TensorRT inference result are very strange


I am using tf-trt to accelerate my inception_resnet_v2(.pb) model inference, when i run the session.run() sentence with the same test image,the result are as follows,

TF model: 24ms;
TF-TRT + FP32: 13ms;
TF-TRT + FP16: 7ms;

it seems that the result is normal, yes, but when i wrap a flask http service, and use the wrk tool(https://github.com/wg/wrk) to test the server qps,the session run time are as follows,

TF model: 28ms;
TF-TRT + FP32: 28ms;

I have checked my code seriously, so the question is why ?

the environment are as follows,

docker image from NGC: nvidia-tensorflow-19.06-py3
hardware: NVIDIA T4

I am looking forward to receiving your reply, thank you !


Have you recorded these session run times over many runs and taken the average for a fair comparison?

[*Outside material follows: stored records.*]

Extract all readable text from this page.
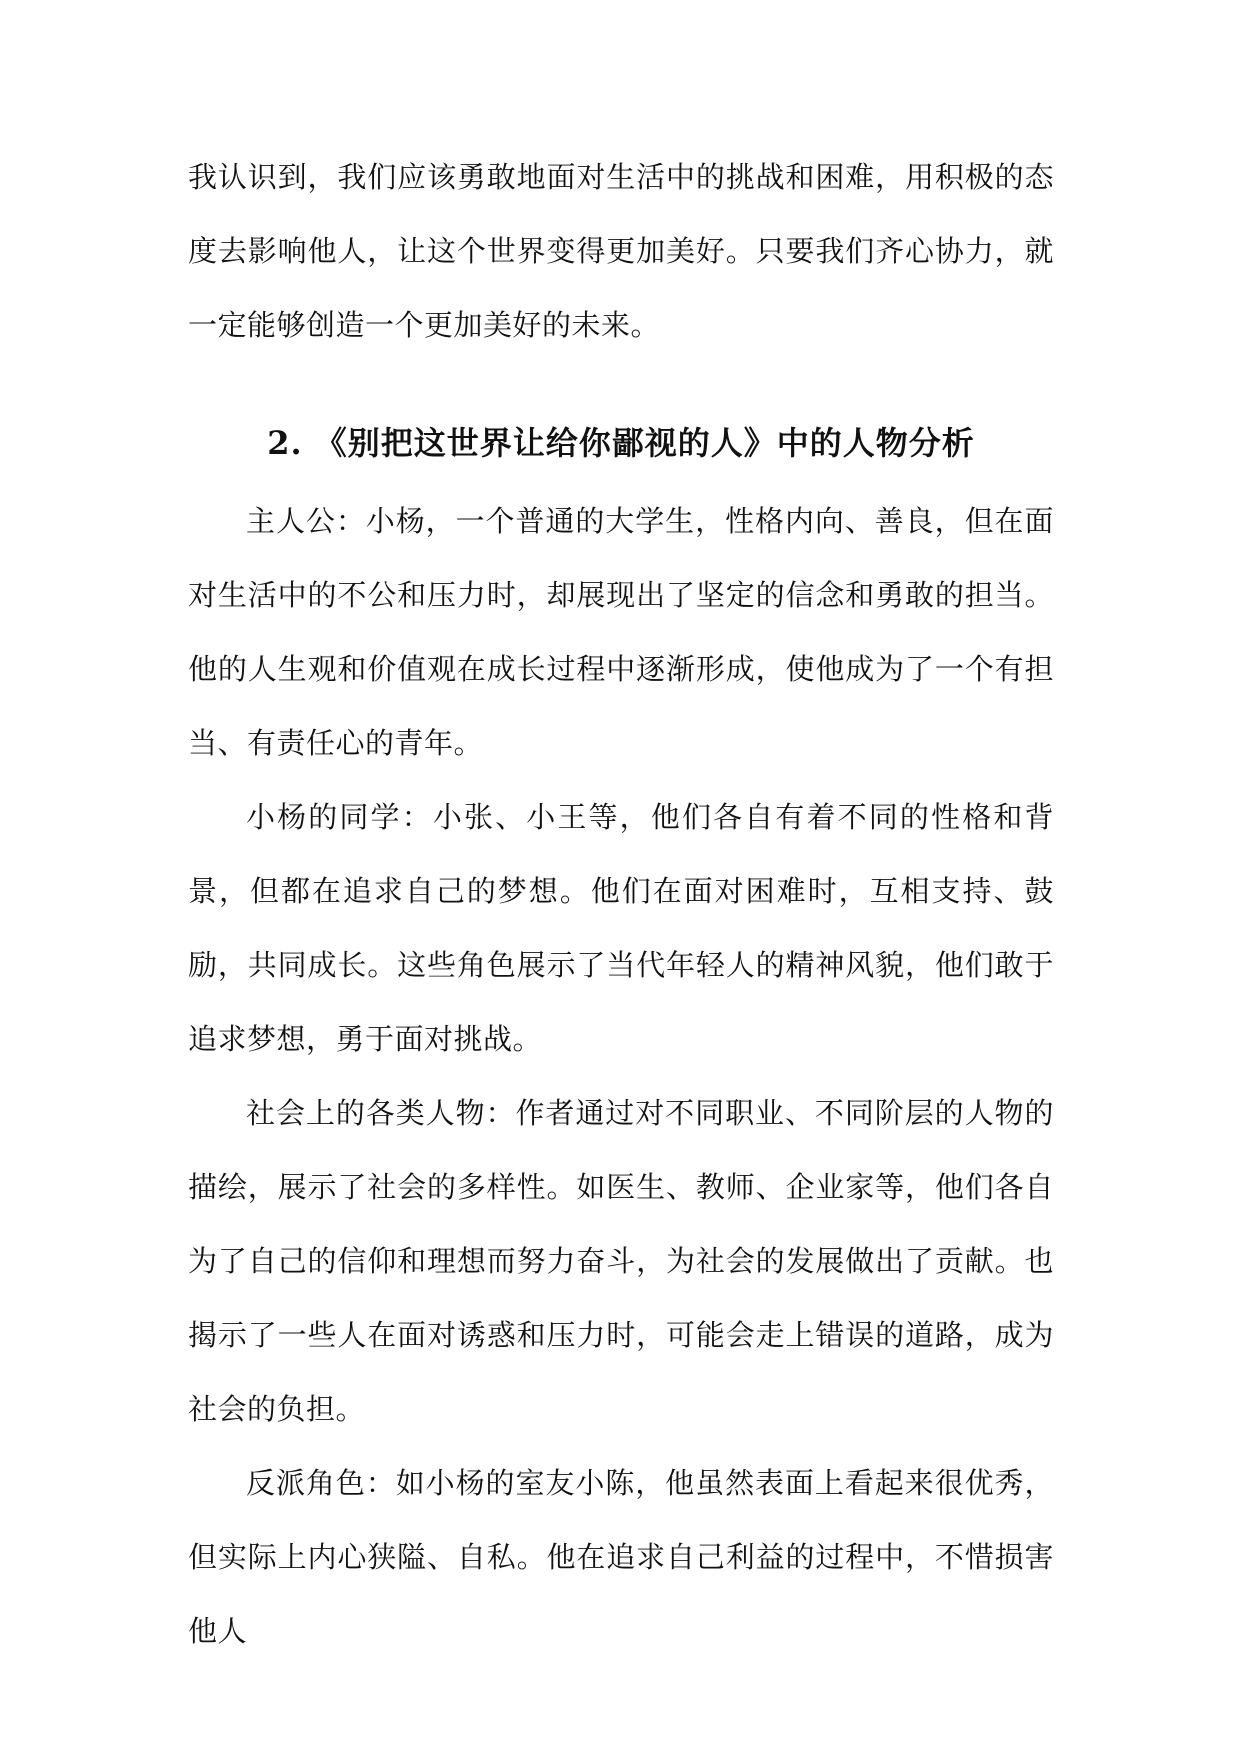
我认识到，我们应该勇敢地面对生活中的挑战和困难，用积极的态度去影响他人，让这个世界变得更加美好。只要我们齐心协力，就一定能够创造一个更加美好的未来。

2. 《别把这世界让给你鄙视的人》中的人物分析

主人公：小杨，一个普通的大学生，性格内向、善良，但在面对生活中的不公和压力时，却展现出了坚定的信念和勇敢的担当。他的人生观和价值观在成长过程中逐渐形成，使他成为了一个有担当、有责任心的青年。

小杨的同学：小张、小王等，他们各自有着不同的性格和背景，但都在追求自己的梦想。他们在面对困难时，互相支持、鼓励，共同成长。这些角色展示了当代年轻人的精神风貌，他们敢于追求梦想，勇于面对挑战。

社会上的各类人物：作者通过对不同职业、不同阶层的人物的描绘，展示了社会的多样性。如医生、教师、企业家等，他们各自为了自己的信仰和理想而努力奋斗，为社会的发展做出了贡献。也揭示了一些人在面对诱惑和压力时，可能会走上错误的道路，成为社会的负担。

反派角色：如小杨的室友小陈，他虽然表面上看起来很优秀，但实际上内心狭隘、自私。他在追求自己利益的过程中，不惜损害他人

When you involve a web service, there will likely be increased latency for the overhead of extra web communication/http requests/etc.

NVIDIA Enterprise Support

Firstly, thanks for your kindly reply, I have two questions,

(1) when i use one thread and one http connection with this thread, the params are as follows,

wrk -t1 -c1 -d30s xxx

then, the session run time is stable, mostly around 28ms, so the time can be an average indicator.Then, how to explain the above result?

(2) besides, when i run with 16 thread and 16 http connection with each thread, like the following command,

wrk -t16 -c16 -d30s xxx

the session run time is not stable, vary between 23ms and 79ms. In my opinion, the session run time should be stable even if i send many http connections, awaiting for your reply!

Hi yulifu_123,

Sorry, I can’t really help with the details of the wrk tool and HTTP connections. I think the developers of that tool would be able to help understand why your latencies are varying more than I could. You can post an issue on their GitHub page to try to get further assistance: https://github.com/wg/wrk/issues

NVIDIA Enterprise Support